Conviene guardar ocultos al menos los restos de los dos primeros sujetos; un
cuarto de baño en desuso o una bodega sirven perfectamente a este propósito.
Puede que el componente psíquico de los sujetos —que la terminología popular
dignifica con el nombre de fantasmas o espectros— ocasione alguna molestia.

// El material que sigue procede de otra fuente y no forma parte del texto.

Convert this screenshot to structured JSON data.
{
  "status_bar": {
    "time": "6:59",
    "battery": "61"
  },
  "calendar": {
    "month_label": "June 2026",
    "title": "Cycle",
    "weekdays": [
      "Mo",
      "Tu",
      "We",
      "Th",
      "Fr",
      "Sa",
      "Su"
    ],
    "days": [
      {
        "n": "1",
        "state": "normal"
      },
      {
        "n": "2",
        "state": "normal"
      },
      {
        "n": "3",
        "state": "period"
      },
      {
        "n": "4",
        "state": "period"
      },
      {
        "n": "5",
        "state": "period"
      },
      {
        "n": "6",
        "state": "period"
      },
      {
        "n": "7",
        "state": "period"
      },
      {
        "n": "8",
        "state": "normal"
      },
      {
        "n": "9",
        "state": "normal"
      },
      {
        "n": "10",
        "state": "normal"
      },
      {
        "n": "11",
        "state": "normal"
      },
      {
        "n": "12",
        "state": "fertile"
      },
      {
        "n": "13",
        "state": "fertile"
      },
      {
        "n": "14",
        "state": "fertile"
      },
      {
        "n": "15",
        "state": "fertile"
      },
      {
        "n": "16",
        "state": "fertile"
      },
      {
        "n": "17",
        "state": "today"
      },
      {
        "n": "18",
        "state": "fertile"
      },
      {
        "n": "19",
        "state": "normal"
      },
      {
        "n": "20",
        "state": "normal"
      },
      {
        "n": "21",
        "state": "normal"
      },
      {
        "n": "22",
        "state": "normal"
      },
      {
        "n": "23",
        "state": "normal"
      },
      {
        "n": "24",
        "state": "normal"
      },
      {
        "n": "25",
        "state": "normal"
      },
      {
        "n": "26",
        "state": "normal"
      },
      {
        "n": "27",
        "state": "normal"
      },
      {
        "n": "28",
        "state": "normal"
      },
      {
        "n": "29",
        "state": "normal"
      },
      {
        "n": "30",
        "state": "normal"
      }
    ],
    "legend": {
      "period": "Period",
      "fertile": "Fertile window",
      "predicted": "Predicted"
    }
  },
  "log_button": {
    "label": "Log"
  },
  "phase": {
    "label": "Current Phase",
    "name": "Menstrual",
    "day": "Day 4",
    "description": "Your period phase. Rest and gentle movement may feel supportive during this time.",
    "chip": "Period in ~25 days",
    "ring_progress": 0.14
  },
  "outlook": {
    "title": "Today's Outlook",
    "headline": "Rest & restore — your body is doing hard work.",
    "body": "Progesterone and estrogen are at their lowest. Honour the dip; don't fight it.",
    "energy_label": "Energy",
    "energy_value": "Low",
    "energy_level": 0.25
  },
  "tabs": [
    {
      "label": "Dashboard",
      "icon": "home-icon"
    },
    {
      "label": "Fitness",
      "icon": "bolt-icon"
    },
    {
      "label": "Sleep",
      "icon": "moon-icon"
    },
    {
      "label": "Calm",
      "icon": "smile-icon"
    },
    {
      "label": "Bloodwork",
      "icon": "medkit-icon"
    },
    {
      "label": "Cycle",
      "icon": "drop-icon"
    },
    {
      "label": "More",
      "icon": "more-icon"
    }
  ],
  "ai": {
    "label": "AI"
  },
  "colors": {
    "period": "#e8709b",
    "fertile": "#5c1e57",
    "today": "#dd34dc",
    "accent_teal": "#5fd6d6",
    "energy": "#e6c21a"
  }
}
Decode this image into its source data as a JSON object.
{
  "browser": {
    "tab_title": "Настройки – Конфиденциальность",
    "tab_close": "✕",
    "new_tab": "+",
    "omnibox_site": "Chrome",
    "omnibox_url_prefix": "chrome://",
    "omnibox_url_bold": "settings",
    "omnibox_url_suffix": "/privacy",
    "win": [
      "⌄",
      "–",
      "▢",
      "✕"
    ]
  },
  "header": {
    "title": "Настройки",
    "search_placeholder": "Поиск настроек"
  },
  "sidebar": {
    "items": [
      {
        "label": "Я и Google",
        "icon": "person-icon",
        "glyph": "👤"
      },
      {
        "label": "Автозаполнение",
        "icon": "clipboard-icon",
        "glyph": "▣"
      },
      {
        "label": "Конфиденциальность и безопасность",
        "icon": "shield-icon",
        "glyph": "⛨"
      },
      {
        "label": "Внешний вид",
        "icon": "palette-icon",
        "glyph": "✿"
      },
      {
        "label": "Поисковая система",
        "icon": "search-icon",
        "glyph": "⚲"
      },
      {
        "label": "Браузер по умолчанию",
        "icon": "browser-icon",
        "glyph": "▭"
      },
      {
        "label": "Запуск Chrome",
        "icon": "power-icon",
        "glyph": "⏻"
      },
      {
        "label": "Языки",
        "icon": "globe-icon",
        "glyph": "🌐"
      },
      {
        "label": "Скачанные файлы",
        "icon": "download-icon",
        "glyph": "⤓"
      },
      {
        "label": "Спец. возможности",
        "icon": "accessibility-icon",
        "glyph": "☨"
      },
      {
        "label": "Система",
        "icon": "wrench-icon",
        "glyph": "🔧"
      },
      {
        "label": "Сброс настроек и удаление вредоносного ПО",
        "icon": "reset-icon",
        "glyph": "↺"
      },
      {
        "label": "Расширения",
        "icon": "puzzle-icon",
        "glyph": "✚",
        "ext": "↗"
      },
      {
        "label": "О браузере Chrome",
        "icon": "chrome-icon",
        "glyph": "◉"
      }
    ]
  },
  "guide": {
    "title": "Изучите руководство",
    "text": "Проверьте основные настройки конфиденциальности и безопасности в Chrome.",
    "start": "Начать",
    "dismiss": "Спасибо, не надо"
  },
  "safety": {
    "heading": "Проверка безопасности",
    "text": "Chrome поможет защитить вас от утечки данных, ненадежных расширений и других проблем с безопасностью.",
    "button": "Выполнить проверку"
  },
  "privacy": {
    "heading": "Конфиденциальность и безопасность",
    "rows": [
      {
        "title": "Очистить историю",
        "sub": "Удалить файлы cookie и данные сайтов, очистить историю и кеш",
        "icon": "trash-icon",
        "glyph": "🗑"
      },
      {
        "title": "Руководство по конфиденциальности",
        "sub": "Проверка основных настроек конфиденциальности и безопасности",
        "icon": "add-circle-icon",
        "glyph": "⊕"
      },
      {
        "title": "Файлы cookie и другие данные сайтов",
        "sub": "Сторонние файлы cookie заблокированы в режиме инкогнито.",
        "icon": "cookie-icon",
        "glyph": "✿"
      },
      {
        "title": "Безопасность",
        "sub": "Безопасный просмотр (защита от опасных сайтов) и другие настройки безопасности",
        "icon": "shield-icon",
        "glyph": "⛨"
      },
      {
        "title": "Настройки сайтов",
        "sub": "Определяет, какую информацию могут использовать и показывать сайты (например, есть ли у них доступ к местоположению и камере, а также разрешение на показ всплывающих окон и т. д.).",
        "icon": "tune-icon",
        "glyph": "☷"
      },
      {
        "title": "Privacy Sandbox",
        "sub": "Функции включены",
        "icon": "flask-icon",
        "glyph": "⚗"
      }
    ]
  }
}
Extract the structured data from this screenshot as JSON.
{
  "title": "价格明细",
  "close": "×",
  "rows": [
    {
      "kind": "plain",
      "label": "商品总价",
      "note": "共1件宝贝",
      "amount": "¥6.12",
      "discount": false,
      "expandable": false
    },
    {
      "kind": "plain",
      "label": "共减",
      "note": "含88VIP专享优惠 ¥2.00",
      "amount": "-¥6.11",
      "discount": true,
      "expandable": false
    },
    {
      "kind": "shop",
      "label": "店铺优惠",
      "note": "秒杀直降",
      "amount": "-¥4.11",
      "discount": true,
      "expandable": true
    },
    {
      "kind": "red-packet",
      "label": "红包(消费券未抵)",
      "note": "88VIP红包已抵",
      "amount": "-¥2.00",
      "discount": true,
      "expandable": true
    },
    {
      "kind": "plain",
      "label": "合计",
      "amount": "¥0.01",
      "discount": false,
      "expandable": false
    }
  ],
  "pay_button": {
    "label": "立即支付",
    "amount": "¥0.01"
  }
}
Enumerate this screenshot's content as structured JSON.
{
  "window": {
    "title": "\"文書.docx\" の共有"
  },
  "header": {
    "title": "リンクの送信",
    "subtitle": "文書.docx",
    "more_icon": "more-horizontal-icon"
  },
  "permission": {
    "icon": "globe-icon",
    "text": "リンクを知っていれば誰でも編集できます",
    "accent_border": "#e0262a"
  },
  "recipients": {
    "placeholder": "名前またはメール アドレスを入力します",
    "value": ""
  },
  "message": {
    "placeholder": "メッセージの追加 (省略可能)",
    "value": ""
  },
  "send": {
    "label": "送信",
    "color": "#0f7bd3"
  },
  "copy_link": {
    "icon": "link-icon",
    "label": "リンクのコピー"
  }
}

Pero un hombre de talante filosófico concederá muy poca importancia a los
débiles esfuerzos de esas naturalezas por descargar su venganza. Pienso con la
más viva satisfacción en la existencia prolongada e independiente que el
experimento me conferirá si tiene éxito, no sólo poniéndome fuera del alcance
de la pretendida justicia humana, sino eliminando prácticamente la perspectiva
misma de la muerte...
El
señor Abney fue encontrado en su silla, con la cabeza hacia atrás, el rostro
contraído en una expresión de rabia, miedo y dolor insoportable. En el costado
izquierdo tenía abierta una herida terrible que le dejaba el corazón al
descubierto. No tenía sangre en las manos, y el largo cuchillo que había sobre
la mesa estaba intacto.
Seguramente
le infligió esa herida un gato montés: la ventana del despacho estaba abierta,
y el dictamen del forense fue que el señor Abney había muerto víctima de alguna
alimaña. Pero la lectura de los papeles que acabo de citar llevaron a Stephen
Elliott a una conclusión muy diferente.